The merger between PSA Group and Fiat Chrysler is also on track. According to Automotive News, the companies have submitted 14 of 24 applications to antitrust authorities as they look to a merger in the next 12 to 15 months. “We have no reason to believe there will be any problems,” said Tavares.
Fiat Chrysler is partly relying on “pooled” purchased credits from Tesla sales in Europe to meet regulations. FCA does not have robust plans for EVs, so the merger with PSA theoretically could help.
Tavares said the merged companies would source EV battery cells from two factories – built in a joint venture with oil company Total. These plants, expected to come online in 2023, aim to produce 1 million EV batteries per year by 2030. Tavares said:
We intend to protect our new company from any strategic problems arising from battery supply.
The PSA Group said its profitability reached a record high in 2019.
When PSA and Fiat Chrysler announced its planned merger in November, I wrote that it could create a new powerful player in the global EV market.
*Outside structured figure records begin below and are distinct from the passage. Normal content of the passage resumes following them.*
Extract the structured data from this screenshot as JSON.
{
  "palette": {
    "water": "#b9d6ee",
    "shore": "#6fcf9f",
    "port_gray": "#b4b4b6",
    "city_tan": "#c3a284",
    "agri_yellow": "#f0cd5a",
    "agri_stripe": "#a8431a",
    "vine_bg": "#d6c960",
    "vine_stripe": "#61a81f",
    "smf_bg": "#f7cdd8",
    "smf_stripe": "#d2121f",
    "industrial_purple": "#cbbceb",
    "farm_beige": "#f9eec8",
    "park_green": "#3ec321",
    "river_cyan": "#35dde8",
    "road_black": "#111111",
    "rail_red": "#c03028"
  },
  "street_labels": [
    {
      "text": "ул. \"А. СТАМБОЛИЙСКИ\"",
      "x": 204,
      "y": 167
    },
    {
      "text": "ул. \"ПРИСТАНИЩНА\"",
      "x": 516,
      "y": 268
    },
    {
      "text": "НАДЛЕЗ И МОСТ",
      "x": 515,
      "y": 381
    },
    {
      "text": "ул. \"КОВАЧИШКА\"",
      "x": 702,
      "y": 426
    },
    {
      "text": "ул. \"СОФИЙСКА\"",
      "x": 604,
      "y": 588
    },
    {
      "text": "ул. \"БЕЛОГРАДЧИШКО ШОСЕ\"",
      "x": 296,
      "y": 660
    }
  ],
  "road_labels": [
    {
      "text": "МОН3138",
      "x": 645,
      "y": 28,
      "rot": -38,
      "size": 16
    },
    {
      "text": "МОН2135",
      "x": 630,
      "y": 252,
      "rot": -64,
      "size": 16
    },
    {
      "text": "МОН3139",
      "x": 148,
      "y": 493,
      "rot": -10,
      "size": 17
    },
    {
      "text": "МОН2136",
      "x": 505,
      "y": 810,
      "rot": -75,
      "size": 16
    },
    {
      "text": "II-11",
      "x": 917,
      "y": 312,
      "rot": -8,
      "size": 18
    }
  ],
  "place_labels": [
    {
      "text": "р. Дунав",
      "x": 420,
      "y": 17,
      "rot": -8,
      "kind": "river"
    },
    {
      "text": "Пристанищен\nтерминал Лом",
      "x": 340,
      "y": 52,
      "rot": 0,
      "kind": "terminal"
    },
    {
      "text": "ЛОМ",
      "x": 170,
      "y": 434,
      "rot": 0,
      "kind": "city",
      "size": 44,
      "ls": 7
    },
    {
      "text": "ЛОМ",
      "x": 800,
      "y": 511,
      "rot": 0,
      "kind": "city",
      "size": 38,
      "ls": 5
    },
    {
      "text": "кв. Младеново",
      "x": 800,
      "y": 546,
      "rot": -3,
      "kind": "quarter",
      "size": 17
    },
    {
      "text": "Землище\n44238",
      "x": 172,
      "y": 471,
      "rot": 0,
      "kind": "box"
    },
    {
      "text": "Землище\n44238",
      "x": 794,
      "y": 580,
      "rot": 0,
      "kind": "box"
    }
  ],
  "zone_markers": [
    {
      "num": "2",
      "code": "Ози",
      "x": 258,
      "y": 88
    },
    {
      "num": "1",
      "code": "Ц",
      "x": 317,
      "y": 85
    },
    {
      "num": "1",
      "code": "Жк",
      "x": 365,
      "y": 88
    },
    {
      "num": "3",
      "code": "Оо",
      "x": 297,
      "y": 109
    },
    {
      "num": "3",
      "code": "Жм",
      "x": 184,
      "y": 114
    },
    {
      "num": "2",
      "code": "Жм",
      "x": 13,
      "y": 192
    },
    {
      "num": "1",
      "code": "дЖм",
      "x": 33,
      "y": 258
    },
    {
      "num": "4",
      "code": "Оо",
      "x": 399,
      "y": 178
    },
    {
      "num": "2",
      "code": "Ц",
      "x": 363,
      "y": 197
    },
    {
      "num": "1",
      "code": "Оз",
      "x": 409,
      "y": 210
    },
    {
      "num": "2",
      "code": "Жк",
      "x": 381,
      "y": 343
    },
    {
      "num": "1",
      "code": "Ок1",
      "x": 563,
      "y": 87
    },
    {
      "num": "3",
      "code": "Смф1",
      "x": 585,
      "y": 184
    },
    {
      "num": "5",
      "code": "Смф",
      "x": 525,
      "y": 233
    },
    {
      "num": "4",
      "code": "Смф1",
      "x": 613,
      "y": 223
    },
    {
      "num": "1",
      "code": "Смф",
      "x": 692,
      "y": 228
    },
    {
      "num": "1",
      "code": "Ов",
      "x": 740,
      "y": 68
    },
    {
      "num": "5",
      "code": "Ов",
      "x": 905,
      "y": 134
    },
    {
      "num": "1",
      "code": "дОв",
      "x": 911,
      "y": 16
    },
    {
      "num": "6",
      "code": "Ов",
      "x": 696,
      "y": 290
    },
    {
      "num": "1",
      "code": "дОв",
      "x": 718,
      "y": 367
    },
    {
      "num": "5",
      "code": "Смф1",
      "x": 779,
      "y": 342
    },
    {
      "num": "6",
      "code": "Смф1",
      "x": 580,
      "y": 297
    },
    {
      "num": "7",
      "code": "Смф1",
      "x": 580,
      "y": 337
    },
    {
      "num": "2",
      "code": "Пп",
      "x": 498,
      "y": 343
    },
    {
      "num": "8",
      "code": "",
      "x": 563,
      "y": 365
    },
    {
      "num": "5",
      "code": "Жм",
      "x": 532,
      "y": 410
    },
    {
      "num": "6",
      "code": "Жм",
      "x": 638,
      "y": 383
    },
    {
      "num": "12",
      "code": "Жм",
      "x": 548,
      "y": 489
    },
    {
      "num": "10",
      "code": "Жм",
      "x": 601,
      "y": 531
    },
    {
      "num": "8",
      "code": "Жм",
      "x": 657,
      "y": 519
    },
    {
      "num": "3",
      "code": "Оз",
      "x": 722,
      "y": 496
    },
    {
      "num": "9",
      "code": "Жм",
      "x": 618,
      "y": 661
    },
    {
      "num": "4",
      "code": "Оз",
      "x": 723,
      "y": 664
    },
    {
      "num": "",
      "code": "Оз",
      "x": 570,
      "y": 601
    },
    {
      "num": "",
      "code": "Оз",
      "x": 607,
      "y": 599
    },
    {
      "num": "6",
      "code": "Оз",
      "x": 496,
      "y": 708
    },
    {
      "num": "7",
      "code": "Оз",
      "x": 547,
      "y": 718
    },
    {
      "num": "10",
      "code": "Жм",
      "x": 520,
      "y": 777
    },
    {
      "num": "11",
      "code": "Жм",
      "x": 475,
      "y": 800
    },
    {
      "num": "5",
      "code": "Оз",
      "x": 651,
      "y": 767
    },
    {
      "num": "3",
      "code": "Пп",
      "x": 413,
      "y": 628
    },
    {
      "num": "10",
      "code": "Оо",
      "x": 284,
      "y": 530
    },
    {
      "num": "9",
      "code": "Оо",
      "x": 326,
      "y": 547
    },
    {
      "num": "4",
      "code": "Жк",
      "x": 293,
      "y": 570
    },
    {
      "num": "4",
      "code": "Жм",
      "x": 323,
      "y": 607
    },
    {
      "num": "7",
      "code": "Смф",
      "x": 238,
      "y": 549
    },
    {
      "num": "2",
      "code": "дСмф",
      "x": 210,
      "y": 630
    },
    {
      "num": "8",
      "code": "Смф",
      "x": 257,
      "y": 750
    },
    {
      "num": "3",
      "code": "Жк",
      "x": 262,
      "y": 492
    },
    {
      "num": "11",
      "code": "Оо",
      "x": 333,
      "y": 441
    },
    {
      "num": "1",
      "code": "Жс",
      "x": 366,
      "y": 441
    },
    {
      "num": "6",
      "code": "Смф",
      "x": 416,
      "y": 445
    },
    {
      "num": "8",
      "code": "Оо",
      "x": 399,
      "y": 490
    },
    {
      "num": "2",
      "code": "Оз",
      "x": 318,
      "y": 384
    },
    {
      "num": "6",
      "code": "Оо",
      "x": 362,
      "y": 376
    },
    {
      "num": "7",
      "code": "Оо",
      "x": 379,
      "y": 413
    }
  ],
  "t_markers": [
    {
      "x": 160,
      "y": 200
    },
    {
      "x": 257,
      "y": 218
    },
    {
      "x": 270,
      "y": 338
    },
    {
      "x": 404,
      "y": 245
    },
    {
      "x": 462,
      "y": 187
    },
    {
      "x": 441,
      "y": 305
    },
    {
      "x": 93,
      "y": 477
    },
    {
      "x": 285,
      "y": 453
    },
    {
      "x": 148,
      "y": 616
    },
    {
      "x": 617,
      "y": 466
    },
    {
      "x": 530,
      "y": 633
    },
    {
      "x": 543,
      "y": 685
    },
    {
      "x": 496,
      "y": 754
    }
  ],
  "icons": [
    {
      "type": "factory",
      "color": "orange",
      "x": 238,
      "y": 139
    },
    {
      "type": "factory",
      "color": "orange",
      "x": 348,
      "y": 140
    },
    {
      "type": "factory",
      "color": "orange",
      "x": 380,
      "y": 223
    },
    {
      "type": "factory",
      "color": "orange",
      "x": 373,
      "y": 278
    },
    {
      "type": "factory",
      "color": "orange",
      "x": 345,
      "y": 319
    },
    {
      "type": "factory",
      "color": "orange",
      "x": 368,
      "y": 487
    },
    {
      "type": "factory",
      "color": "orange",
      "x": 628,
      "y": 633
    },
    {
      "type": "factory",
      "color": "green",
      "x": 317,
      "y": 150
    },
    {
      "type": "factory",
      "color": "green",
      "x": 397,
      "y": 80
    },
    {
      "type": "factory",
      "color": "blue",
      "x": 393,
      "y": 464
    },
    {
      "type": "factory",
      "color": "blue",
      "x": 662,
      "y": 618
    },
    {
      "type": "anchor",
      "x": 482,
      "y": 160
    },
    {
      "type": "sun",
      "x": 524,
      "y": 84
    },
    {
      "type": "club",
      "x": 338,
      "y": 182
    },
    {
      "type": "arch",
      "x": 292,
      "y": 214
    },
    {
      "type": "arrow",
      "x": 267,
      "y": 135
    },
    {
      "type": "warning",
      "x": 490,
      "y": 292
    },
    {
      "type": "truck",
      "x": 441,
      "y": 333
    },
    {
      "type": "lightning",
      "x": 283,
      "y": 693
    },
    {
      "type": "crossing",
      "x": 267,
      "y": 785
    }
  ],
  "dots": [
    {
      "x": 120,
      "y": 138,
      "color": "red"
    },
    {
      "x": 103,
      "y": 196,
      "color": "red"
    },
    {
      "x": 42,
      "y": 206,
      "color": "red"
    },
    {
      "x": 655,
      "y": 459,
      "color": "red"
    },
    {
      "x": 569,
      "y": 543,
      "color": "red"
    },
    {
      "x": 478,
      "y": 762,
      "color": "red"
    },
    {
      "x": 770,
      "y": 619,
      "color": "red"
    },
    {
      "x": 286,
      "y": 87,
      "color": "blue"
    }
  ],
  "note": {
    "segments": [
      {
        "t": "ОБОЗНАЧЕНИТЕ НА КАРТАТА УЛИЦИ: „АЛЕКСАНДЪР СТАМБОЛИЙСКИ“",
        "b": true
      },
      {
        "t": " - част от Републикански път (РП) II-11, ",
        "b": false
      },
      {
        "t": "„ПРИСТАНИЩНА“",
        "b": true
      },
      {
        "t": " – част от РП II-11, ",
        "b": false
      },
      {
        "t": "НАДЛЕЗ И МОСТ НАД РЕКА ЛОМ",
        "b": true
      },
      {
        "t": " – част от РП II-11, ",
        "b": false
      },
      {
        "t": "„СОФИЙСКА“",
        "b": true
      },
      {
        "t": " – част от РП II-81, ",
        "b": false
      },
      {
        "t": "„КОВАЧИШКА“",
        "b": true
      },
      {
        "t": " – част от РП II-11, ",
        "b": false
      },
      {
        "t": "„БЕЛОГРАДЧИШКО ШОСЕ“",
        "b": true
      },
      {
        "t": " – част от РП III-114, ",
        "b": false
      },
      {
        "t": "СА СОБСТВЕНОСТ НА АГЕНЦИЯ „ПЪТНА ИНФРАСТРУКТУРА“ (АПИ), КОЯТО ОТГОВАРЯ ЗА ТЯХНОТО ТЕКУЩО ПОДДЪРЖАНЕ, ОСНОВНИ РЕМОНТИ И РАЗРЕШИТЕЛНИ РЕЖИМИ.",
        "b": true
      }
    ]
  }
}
I thought Tavares was an EV champion (from his days championing the Leaf at Nissan-Renault). And that he would bring foot-dragging Fiat Chrysler along for the ride.
PSA was reportedly working on a “blitz” of electric cars, starting with a twin of affordable, sharply styled 50-kWh EVs – the Opel Corsa-e and Peugeot 208 EV. In the UK, it will be sold as a Vauxhall.
But Tavares’s EV message these days is a single note: an appeal to governments for more EV charging stations. To make the case, he says today’s electric vehicles are not appealing. And from his perspective, electric-car sales will be limited to green buyers until Europe gets a lot more charging.
You will not buy an electric vehicle if you are not comfortable with the idea that you can change it quickly. The government should do more.
In about a year, the merged PSA – Fiat Chrysler group will become the fourth-largest automakers in the world. I thought Carlos Tavares would lead that new large enterprise into the EV age. But as commenters here immediately pointed out – and what is becoming evident with his comments this week – I was wrong.